Shibayama J, Yuzyuk TN, Cox J, Makaju A, Miller M, Lichter J, Li H, Leavy JD, Franklin S, Zaitsev AV - PLoS ONE (2015)

Bottom Line: As compared to Control, ATP, phosphocreatine (PCr), creatine, and PCr/ATP (prognostic indicator of mortality in HF patients) were all significantly reduced in DHF, but not SHF.In addition, the myocardial levels of carnitine (mitochondrial fatty acid carrier) and fatty acids (12:0, 14:0) were significantly reduced in DHF, but not SHF.The energy deficit observed in DHF, but not in SHF, may be associated with a critical decrease in fatty acid delivery to the ß-oxidation pipeline, primarily due to a reduction in myocardial carnitine content.

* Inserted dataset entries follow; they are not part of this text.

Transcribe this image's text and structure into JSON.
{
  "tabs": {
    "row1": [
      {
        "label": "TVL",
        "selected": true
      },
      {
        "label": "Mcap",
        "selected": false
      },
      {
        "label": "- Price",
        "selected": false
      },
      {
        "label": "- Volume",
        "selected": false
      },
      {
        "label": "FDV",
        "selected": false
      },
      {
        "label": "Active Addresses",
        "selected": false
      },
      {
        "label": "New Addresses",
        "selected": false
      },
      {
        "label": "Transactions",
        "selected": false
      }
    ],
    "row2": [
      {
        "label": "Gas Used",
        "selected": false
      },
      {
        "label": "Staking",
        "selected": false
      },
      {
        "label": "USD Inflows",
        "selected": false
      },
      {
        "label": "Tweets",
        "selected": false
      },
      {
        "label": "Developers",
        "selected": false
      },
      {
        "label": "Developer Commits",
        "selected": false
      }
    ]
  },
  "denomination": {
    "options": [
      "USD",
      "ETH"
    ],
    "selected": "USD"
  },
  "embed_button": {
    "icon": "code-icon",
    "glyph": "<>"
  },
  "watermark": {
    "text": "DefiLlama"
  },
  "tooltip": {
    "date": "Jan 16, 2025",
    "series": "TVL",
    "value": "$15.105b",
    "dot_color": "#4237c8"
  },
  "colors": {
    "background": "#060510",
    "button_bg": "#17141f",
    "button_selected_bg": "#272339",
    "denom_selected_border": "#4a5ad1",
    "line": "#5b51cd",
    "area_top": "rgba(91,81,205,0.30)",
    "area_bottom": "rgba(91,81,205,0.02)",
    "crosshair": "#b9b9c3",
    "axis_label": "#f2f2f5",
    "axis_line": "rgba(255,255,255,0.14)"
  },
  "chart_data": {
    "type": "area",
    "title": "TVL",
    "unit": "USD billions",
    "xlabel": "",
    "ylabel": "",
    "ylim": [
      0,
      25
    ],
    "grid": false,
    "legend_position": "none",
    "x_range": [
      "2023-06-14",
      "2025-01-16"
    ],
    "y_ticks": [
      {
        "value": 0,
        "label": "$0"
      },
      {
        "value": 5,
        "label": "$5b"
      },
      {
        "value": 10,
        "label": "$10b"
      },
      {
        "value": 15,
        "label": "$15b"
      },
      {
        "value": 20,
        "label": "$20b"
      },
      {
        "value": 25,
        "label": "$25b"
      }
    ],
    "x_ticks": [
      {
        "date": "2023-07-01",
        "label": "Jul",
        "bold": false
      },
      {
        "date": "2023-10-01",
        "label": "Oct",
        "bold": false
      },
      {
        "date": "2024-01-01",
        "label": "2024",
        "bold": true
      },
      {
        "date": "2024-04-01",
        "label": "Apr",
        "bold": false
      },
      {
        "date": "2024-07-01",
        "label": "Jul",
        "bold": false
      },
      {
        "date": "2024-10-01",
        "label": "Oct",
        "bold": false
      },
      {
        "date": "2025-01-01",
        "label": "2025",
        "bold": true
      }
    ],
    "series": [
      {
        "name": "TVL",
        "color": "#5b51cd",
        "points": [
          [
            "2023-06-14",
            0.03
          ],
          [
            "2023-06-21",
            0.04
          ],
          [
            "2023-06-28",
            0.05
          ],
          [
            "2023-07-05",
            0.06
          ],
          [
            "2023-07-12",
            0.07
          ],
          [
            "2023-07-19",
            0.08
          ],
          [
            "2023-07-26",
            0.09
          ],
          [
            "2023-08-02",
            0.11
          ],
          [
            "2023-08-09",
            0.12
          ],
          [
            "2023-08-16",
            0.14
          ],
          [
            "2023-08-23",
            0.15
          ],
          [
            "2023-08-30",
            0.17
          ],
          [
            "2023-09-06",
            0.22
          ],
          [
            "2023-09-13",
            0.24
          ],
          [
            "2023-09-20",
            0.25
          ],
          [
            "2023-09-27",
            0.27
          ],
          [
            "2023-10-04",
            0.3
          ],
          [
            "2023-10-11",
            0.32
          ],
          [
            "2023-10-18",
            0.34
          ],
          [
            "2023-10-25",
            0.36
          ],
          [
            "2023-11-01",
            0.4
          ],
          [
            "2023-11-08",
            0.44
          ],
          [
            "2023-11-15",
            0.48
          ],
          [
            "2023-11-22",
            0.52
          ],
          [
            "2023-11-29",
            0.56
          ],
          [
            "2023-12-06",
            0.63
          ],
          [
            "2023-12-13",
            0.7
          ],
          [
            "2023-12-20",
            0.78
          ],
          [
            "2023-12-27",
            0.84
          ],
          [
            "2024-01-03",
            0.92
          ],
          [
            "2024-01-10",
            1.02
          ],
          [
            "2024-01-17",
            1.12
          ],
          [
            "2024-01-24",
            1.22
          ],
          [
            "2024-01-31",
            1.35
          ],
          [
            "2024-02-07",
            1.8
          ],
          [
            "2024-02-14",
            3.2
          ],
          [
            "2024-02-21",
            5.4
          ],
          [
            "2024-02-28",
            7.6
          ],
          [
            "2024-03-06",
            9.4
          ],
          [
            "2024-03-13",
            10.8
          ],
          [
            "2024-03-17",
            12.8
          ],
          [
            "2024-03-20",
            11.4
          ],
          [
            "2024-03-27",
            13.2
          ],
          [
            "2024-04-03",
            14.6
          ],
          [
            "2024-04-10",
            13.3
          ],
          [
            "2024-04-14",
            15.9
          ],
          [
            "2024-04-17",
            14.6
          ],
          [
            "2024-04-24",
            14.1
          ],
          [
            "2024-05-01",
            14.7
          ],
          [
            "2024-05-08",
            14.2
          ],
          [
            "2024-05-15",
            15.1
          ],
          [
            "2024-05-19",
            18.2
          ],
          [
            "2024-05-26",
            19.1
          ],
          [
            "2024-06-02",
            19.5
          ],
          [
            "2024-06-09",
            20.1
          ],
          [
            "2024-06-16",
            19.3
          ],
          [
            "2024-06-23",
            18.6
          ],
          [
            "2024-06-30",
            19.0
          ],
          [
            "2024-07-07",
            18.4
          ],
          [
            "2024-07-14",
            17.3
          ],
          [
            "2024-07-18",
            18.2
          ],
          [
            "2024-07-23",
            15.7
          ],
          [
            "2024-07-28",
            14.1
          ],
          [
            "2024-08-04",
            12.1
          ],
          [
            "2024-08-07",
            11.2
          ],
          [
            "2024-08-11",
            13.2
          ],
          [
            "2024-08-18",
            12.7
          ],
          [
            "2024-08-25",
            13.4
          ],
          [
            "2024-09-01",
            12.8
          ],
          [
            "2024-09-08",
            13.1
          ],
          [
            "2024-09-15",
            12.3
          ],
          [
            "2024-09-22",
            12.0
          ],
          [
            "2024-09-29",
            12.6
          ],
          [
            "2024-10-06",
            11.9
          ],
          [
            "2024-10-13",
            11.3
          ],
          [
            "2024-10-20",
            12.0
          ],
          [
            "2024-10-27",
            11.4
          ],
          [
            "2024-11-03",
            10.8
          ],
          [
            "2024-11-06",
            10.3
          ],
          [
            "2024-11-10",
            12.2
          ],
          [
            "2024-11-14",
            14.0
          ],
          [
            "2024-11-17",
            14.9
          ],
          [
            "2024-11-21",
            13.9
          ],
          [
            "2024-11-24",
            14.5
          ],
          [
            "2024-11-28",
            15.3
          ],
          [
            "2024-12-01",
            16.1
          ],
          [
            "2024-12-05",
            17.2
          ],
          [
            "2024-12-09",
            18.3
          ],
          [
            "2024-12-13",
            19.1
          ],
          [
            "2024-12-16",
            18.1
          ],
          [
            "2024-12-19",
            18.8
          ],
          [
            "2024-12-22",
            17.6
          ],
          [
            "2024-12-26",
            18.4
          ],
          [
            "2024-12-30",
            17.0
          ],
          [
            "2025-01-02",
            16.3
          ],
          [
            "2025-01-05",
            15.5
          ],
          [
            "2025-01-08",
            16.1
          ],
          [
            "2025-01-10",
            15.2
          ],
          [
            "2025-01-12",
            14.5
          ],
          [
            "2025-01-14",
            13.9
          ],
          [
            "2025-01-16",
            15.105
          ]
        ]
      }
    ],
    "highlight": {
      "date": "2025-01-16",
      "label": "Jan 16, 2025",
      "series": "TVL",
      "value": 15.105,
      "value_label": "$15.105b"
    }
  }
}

View Article: PubMed Central - PubMed

Affiliation: Nora Eccles Harrison Cardiovascular Research and Training Institute, University of Utah, Salt Lake City, Utah, United States of America; Department of Internal Medicine, University of Utah School of Medicine, Salt Lake City, Utah, United States of America.

ABSTRACT
Heart failure (HF) is accompanied by complex alterations in myocardial energy metabolism. Up to 40% of HF patients have dyssynchronous ventricular contraction, which is an independent indicator of mortality. We hypothesized that electromechanical dyssynchrony significantly affects metabolic remodeling in the course of HF. We used a canine model of tachypacing-induced HF. Animals were paced at 200 bpm for 6 weeks either in the right atrium (synchronous HF, SHF) or in the right ventricle (dyssynchronous HF, DHF). We collected biopsies from left ventricular apex and performed comprehensive metabolic pathway analysis using multi-platform metabolomics (GC/MS; MS/MS; HPLC) and LC-MS/MS label-free proteomics. We found important differences in metabolic remodeling between SHF and DHF. As compared to Control, ATP, phosphocreatine (PCr), creatine, and PCr/ATP (prognostic indicator of mortality in HF patients) were all significantly reduced in DHF, but not SHF. In addition, the myocardial levels of carnitine (mitochondrial fatty acid carrier) and fatty acids (12:0, 14:0) were significantly reduced in DHF, but not SHF. Carnitine parmitoyltransferase I, a key regulatory enzyme of fatty acid ß-oxidation, was significantly upregulated in SHF but was not different in DHF, as compared to Control. Both SHF and DHF exhibited a reduction, but to a different degree, in creatine and the intermediates of glycolysis and the TCA cycle. In contrast to this, the enzymes of creatine kinase shuttle were upregulated, and the enzymes of glycolysis and the TCA cycle were predominantly upregulated or unchanged in both SHF and DHF. These data suggest a systemic mismatch between substrate supply and demand in pacing-induced HF. The energy deficit observed in DHF, but not in SHF, may be associated with a critical decrease in fatty acid delivery to the ß-oxidation pipeline, primarily due to a reduction in myocardial carnitine content.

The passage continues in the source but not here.